Think about it, though; 40% of notational "cash" has evaporated in five quarters, according to Steve Schwarzman of Blackstone at the World Economic Forum. Mish's take is here, noting that there simply isn't any way to reinflate these former valuations - at least, not without destroying the currency. In an amusing analogy, he notes that "Citigroup, Bank of America, Wells Fargo, etc are gigantic black holes that will suck in every dollar available. All taxpayers will get, if anything, are a few quarks that escape." Mmmmm, Hawking radiation.
Dr. Roubini at RGE Monitor has a new proposal on trying to prevent complete financial failure, which some would argue is a bit behind reality.
Weird shit is going on in the slosh - as in, the discount window is mostly unused now, except for sudden spike Thursday night. It's all being thrown out other windows instead, of course, but ones we can't see very well, if at all. But that was true in, say, December, too, and the window was still seeing regular large-scale utilisation. Now it's not. Have those borrowers all gone to the TARP's section $350B, favouring its complete lack of transparency? I don't know.
We're continuing to see small improvement in prices (and, by proxy, volume) in Panamax-class dry bulk shipping. That's good news for shippers. But air cargo dropped 22.6% in December. That's pretty big. Rail traffic dropped 14.6% last week, year to year. That's a lot too. Around 6% of all container ships are offline for lack of trade; the tonnage on standby has jumped 39% since one month ago.
"Appraisals Said Hurting Home Sales" is one of the laugh-because-it-hurts articles of the day; sale completion numbers are dropping because appraisals come in lower than contract price, which stops the sale, which lowers prices, crush kill destroy wash rinse repeat. Freddie Mac is going to rent some of its foreclosed properties - back to the people they've foreclosed against.

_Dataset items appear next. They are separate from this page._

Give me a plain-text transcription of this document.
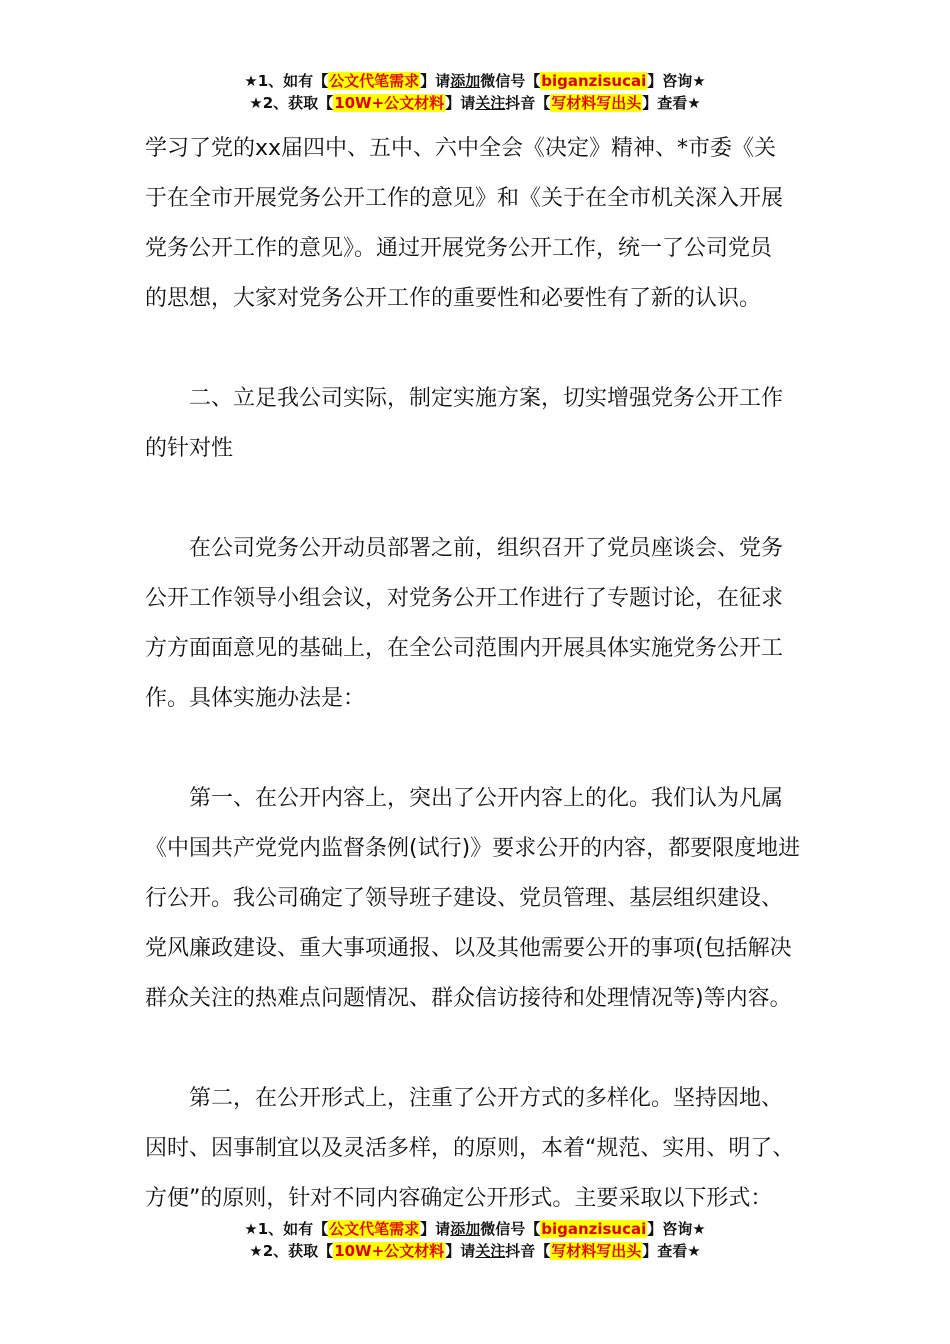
★1、如有【公文代笔需求】请添加微信号【biganzisucai】咨询★
★2、获取【10W+公文材料】请关注抖音【写材料写出头】查看★

学习了党的xx届四中、五中、六中全会《决定》精神、*市委《关
于在全市开展党务公开工作的意见》和《关于在全市机关深入开展
党务公开工作的意见》。通过开展党务公开工作，统一了公司党员
的思想，大家对党务公开工作的重要性和必要性有了新的认识。

二、立足我公司实际，制定实施方案，切实增强党务公开工作
的针对性

在公司党务公开动员部署之前，组织召开了党员座谈会、党务
公开工作领导小组会议，对党务公开工作进行了专题讨论，在征求
方方面面意见的基础上，在全公司范围内开展具体实施党务公开工
作。具体实施办法是：

第一、在公开内容上，突出了公开内容上的化。我们认为凡属
《中国共产党党内监督条例(试行)》要求公开的内容，都要限度地进
行公开。我公司确定了领导班子建设、党员管理、基层组织建设、
党风廉政建设、重大事项通报、以及其他需要公开的事项(包括解决
群众关注的热难点问题情况、群众信访接待和处理情况等)等内容。

第二，在公开形式上，注重了公开方式的多样化。坚持因地、
因时、因事制宜以及灵活多样，的原则，本着“规范、实用、明了、
方便”的原则，针对不同内容确定公开形式。主要采取以下形式：

★1、如有【公文代笔需求】请添加微信号【biganzisucai】咨询★
★2、获取【10W+公文材料】请关注抖音【写材料写出头】查看★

So now if you're underwater or whatever and you stop paying, you get to live free six months to a year, and then you don't have to move.
NEC and Hitachi are laying off 27,000. Wildcat strikes are popping up across Britain against foreign workers. A rough tally on Layoff Daily looks like around 39,000 in announced layoffs/redundancies/etc on Friday.
Mish has a potpourri post of his own, here. You might read it.
Otherwise, enjoy the weekend, and good luck.